Quando criança, meu irmão costumava me levar ao baile infantil de Carnaval. Ele tinha dez anos a mais que eu, portanto, já era um adolescente. Assim, aproveitava para usufruir daquele momento mesmo fora da idade.
As festas que originaram o Carnaval surgiram na Antiguidade, entre os camponeses, como celebração para as colheitas e, também, para a fertilidade. Na Grécia Antiga, ocorreram em homenagem ao deus Dionísio, como transgressão social, dando origem ao teatro e provavelmente ao Carnaval, com muito vinho e relações sexuais abertas (por sorte, naquele tempo, ainda não existia nenhuma ministra da Mulher que defendesse a abstinência sexual, ela enlouqueceria!). Durante a Idade Média, estas festas populares seguiram e mantiveram o seu caráter pagão, mas sempre como festa de rua e momento de inversão de valores. O sagrado e o profano revelavam as contradições entre o Carnaval e a Quaresma. No Brasil, foi trazido pelos portugueses e, nos salões, foi elitizado. Entretanto, ao se misturar com o samba negro que surgira a partir dos jongos entoados durante o trabalho pelos escravos, ocupou as ruas e tornou-se a principal festa em muitos estados brasileiros.
O Carnaval, como festa profana, marca os dias em que o plebeu vira príncipe, o homem vira mulher, o pobre vira rico, que o corpo vestido torna-se nu e o trabalhador transforma-se em folião. Mas, também, que os negros tomam as ruas e se tornam protagonistas (e por mais que a lógica mercantil esteja dominando o Carnaval, é necessário que as organizações populares e, principalmente o movimento negro, resgatem suas origens populares). A inversão de tantos valores tradicionais parece incomodar governos conservadores, e que temem tanta alegria! Por certo, são ideologias que preferem o quotidiano de desigualdade social e histórica a estes poucos dias de folia. Qual será o escândalo do Carnaval divulgado pelo presidente esse ano? Que particularidade será generalizada dessa vez?
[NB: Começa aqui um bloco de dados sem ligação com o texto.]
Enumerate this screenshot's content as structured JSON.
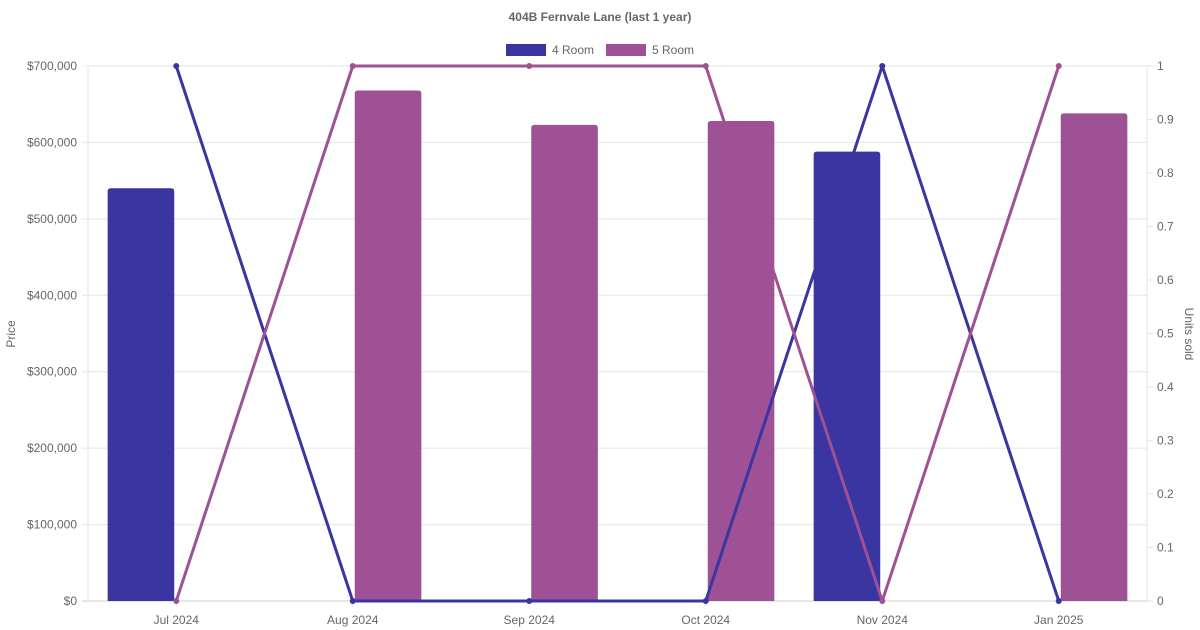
{
  "chart_data": {
    "type": "bar+line",
    "title": "404B Fernvale Lane (last 1 year)",
    "categories": [
      "Jul 2024",
      "Aug 2024",
      "Sep 2024",
      "Oct 2024",
      "Nov 2024",
      "Jan 2025"
    ],
    "y_left": {
      "label": "Price",
      "range": [
        0,
        700000
      ],
      "ticks": [
        "$0",
        "$100,000",
        "$200,000",
        "$300,000",
        "$400,000",
        "$500,000",
        "$600,000",
        "$700,000"
      ]
    },
    "y_right": {
      "label": "Units sold",
      "range": [
        0,
        1
      ],
      "ticks": [
        "0",
        "0.1",
        "0.2",
        "0.3",
        "0.4",
        "0.5",
        "0.6",
        "0.7",
        "0.8",
        "0.9",
        "1"
      ]
    },
    "legend_position": "top",
    "grid": true,
    "series": [
      {
        "name": "4 Room",
        "color": "#3a35a0",
        "price": [
          540000,
          null,
          null,
          null,
          588000,
          null
        ],
        "units": [
          1,
          0,
          0,
          0,
          1,
          0
        ]
      },
      {
        "name": "5 Room",
        "color": "#9e5194",
        "price": [
          null,
          668000,
          623000,
          628000,
          null,
          638000
        ],
        "units": [
          0,
          1,
          1,
          1,
          0,
          1
        ]
      }
    ]
  }
}
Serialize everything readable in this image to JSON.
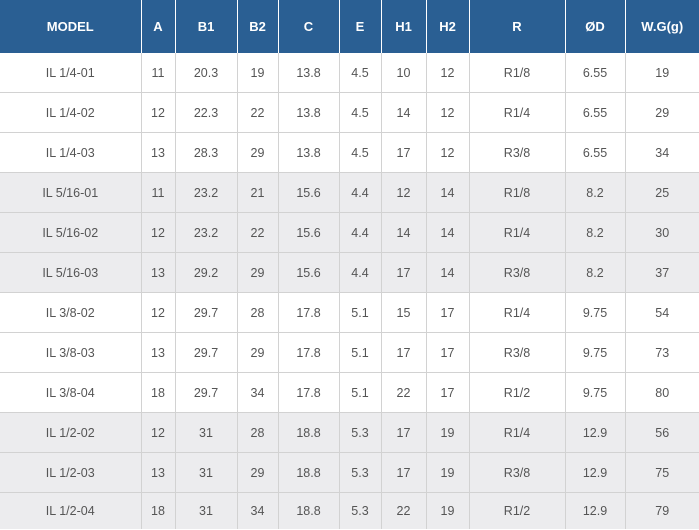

Por mais que o Carnaval tenha resistido ao longo dos anos como festa popular, ainda enfrenta muitos preconceitos. Muitos prefeitos, por exemplo, preferem investir o dinheiro público destinado à cultura em outras festividades, mais brancas, mais elitizadas.
Confesso que ficava um tanto perdido no meio de todo aquele agito dos bailes do Carnaval infantil, crianças correndo e girando na volta do salão, jogando e juntando no chão serpentina e confete, ao som das marchinhas tradicionais que se repetiam ao longo dos anos. Hoje entendo perfeitamente o que ocorria. Na verdade, aquelas festas não eram totalmente infantis. Também reuniam adolescentes, como meu irmão, e eu, com meus sete anos, de repente, me via sozinho entre muitas meninas de 17, pois meu irmão, lá pelas tantas, desaparecia. Ficava eu, no maior dos espíritos carnavalescos, invertido, criança envolta por garotas de dezesseis anos. Elas estavam à espera de meu irmão? No fim, sempre uma delas acabava me levando para casa. Meu irmão era bonitão!